Spanish & Portuguese Professor Adriana Méndez Rodenas presents at international conference

Tuesday, August 11, 2015

Adriana Méndez Rodenas
Adriana Méndez Rodenas

University of Iowa Professor Adriana Méndez Rodenas presented at an international conference at the University of London’s Institute of Latin American Studies on May 22. The conference, Nature and Knowledge in Latin America: New Historical Perspectives, was a one-day workshop that brought together different historical perspectives on the study of nature in Latin America from the sixteenth to the twentieth centuries. It approached the topic of historical understandings of landscapes, environment, natural resources, flora and fauna from different interdisciplinary perspectives.

Professor Méndez Rodenas presented: “Re-enacting the Voyages of ‘Discovery’: Science, Nature, and the Politics of Sea-Faring.” This paper studies the account of a long sea voyage undertaken in 1987-88 by Cuban geographer Antonio Núñez Jiménez, along with an international crew of scientists, from the Orinoco to the Caribbean. Rowing on wooden canoes, the expedition retraced the Arawaks’ early migratory routes, and countered as well the colonialist aims of Columbus’ landfall in 1492. The account of this expedition, En canoa del Amazonas al Caribe (2008), recasts the voyages of 18th century scientific explorers. These re-enactments of previous journeys highlight the importance of sea-faring for a Caribbean historical imagination, contributing to a Latin American ecological consciousness.

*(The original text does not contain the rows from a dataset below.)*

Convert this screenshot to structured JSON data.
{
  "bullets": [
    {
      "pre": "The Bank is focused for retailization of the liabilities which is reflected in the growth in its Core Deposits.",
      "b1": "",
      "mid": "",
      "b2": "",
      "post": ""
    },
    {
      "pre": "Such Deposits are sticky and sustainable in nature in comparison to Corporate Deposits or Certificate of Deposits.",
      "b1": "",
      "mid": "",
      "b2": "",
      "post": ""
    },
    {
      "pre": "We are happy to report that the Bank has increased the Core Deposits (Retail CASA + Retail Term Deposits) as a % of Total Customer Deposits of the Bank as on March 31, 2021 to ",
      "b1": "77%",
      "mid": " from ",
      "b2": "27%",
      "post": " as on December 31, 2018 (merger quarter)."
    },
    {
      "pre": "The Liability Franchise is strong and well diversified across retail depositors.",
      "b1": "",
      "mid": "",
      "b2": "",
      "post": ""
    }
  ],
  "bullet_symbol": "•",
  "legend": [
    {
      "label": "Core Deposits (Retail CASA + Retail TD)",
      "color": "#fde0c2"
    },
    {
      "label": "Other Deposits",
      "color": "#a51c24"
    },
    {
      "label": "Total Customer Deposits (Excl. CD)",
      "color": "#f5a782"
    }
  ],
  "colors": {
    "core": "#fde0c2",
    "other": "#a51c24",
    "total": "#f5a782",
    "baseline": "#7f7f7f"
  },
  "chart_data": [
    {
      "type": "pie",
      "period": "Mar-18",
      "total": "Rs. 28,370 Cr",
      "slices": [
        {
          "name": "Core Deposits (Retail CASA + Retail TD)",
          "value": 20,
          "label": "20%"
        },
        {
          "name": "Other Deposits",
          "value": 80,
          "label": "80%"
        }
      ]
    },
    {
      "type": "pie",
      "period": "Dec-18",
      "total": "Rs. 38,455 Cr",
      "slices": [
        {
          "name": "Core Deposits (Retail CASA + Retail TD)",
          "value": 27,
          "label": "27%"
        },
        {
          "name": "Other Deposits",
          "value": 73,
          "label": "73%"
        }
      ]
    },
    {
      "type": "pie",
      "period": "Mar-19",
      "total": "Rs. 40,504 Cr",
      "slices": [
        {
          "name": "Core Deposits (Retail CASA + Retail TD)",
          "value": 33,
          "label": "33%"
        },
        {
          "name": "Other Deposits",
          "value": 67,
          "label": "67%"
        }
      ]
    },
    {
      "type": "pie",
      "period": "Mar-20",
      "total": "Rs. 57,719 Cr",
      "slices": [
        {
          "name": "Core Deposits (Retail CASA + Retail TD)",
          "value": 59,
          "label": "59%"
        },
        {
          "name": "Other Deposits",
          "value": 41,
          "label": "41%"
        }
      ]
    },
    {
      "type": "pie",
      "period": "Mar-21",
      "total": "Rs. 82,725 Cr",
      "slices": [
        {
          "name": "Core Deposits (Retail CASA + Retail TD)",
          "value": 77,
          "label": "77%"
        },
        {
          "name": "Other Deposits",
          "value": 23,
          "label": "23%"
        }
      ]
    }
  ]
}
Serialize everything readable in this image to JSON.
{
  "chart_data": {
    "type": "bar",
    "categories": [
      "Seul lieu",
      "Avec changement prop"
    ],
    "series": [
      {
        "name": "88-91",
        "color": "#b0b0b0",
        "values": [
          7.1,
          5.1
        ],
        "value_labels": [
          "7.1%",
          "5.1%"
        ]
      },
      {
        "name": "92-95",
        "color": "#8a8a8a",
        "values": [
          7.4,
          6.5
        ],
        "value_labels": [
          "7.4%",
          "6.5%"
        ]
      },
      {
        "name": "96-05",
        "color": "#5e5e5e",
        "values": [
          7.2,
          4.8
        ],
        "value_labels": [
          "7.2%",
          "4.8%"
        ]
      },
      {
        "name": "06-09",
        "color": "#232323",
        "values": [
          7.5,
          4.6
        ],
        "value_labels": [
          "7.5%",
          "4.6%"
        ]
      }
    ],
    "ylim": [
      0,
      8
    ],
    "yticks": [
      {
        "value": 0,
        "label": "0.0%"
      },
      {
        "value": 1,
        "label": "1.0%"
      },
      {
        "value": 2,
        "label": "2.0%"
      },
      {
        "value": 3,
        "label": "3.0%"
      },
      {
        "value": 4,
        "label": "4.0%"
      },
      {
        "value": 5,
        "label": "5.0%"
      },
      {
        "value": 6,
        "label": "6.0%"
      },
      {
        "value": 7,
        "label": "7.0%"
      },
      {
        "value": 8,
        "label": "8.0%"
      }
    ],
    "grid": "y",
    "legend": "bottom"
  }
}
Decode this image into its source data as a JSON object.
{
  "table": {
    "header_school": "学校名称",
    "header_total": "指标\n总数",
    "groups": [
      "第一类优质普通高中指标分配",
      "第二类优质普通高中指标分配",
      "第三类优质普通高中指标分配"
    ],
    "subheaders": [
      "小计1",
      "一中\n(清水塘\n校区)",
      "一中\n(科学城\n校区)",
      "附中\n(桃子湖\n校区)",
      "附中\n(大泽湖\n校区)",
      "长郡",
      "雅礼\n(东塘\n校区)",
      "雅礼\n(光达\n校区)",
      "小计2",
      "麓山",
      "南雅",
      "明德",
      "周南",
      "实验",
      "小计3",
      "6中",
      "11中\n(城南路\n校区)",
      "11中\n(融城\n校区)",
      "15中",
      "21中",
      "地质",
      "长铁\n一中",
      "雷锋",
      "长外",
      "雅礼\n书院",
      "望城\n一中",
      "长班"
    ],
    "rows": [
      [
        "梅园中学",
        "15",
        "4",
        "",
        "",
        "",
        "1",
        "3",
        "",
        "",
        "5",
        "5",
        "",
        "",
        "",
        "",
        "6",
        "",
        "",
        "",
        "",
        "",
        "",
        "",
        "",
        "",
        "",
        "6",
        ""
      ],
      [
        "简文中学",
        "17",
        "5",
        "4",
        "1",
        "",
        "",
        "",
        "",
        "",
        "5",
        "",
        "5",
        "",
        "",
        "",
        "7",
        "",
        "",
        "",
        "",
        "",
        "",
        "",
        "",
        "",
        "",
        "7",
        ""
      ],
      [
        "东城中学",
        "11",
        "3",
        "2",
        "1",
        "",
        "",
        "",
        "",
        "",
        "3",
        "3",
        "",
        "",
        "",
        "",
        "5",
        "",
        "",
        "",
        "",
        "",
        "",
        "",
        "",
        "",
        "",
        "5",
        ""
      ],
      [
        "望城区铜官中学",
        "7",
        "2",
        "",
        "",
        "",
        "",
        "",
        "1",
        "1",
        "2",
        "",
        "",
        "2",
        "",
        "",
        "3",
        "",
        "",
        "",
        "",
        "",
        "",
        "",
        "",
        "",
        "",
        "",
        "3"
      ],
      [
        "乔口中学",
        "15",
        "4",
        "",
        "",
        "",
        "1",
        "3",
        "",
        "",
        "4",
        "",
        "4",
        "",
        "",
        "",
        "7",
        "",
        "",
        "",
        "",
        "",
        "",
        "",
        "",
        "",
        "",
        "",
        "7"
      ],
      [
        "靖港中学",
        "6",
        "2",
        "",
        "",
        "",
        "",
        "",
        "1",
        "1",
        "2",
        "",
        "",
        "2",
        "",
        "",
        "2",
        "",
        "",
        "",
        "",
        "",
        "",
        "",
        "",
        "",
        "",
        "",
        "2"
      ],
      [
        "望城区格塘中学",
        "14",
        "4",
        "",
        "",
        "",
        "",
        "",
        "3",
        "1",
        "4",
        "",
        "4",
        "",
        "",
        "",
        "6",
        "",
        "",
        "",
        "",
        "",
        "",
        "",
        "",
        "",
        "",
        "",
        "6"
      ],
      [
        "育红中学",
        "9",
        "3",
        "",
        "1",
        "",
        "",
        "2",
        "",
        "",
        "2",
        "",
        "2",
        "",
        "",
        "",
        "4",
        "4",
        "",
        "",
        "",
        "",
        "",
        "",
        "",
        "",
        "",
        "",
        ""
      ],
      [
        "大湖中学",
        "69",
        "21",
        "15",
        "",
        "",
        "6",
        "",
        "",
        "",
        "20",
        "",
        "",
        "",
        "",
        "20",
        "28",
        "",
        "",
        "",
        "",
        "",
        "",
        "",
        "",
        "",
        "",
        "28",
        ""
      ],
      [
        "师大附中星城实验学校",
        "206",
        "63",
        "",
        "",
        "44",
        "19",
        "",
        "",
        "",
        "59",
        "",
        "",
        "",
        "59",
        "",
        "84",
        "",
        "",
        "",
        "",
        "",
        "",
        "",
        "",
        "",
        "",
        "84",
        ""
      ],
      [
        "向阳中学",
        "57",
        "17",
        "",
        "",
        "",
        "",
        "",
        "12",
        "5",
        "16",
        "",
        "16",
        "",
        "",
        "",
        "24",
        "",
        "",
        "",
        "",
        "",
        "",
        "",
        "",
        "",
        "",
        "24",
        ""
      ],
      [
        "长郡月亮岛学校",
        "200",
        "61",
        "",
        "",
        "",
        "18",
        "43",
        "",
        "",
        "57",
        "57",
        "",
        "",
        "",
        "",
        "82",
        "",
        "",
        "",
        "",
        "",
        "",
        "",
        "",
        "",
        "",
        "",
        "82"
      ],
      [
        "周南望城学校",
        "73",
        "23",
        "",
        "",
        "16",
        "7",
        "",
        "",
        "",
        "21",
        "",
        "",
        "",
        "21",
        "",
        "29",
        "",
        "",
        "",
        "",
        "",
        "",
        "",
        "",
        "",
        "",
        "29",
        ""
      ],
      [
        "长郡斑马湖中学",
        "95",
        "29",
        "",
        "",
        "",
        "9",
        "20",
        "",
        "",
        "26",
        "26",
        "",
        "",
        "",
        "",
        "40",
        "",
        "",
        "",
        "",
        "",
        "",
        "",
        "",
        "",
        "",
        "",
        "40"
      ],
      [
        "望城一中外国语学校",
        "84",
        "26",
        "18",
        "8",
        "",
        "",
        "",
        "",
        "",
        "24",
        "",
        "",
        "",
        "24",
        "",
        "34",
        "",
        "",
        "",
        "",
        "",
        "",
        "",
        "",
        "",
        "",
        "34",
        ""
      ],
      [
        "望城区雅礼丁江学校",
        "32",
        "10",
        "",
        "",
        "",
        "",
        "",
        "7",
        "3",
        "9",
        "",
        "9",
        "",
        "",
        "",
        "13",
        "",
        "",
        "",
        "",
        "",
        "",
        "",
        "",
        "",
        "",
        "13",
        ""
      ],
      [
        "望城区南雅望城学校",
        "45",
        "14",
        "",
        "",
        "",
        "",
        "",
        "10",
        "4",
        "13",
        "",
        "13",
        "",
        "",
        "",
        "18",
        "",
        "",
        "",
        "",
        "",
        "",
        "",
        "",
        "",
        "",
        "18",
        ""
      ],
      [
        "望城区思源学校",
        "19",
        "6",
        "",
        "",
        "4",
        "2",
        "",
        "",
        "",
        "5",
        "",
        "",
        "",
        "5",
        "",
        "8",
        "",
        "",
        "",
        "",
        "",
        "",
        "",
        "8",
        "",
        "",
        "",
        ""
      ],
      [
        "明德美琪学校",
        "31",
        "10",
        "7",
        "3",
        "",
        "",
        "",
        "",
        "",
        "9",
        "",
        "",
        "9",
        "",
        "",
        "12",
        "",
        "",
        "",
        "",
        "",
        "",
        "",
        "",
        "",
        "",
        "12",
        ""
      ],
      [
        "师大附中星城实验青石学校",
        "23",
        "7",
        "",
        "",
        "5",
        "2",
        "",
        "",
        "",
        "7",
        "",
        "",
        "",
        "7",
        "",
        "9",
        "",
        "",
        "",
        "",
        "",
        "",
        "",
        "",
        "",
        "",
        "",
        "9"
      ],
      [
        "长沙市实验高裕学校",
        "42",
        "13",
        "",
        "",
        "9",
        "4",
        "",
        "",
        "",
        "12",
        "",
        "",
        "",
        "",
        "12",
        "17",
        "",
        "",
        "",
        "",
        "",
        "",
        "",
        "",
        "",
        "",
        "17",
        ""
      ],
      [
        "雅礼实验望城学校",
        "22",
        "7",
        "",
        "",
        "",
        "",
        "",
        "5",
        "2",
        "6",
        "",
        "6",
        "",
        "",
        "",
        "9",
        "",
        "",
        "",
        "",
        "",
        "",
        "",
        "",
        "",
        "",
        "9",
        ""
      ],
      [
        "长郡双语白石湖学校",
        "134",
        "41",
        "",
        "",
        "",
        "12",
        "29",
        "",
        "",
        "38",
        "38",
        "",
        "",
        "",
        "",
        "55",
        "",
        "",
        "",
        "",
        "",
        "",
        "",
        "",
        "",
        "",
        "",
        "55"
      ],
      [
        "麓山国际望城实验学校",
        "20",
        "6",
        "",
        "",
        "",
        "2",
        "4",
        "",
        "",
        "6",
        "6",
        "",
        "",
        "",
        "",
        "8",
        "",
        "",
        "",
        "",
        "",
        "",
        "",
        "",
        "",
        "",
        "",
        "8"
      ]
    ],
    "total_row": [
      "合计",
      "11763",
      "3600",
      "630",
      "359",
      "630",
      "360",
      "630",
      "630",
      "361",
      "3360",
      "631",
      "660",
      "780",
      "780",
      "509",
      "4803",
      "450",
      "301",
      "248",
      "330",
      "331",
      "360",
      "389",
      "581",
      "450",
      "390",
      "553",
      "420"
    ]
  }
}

Méndez Rodenas is a professor in the Department of Spanish & Portuguese, part of the Division of World Languages, Literatures & Cultures in the UI College of Liberal Arts & Sciences. She joined the UI faculty in 1985, and specializes in nineteenth and twentieth century Latin American literature. Her trip to the University of London this summer was funded by the International Programs Faculty Travel award.


The University of Iowa College of Liberal Arts and Sciences offers about 70 majors across the humanities; fine, performing and literary arts; natural and mathematical sciences; social and behavioral sciences; and communication disciplines. About 15,000 undergraduate and nearly 2,000 graduate students study each year in the college’s 37 departments, led by faculty at the forefront of teaching and research in their disciplines. The college teaches all Iowa undergraduates through the college's general education program, CLAS CORE. About 80 percent of all Iowa undergraduates begin their academic journey in CLAS. The college confers about 60 percent of the university's bachelor's degrees each academic year.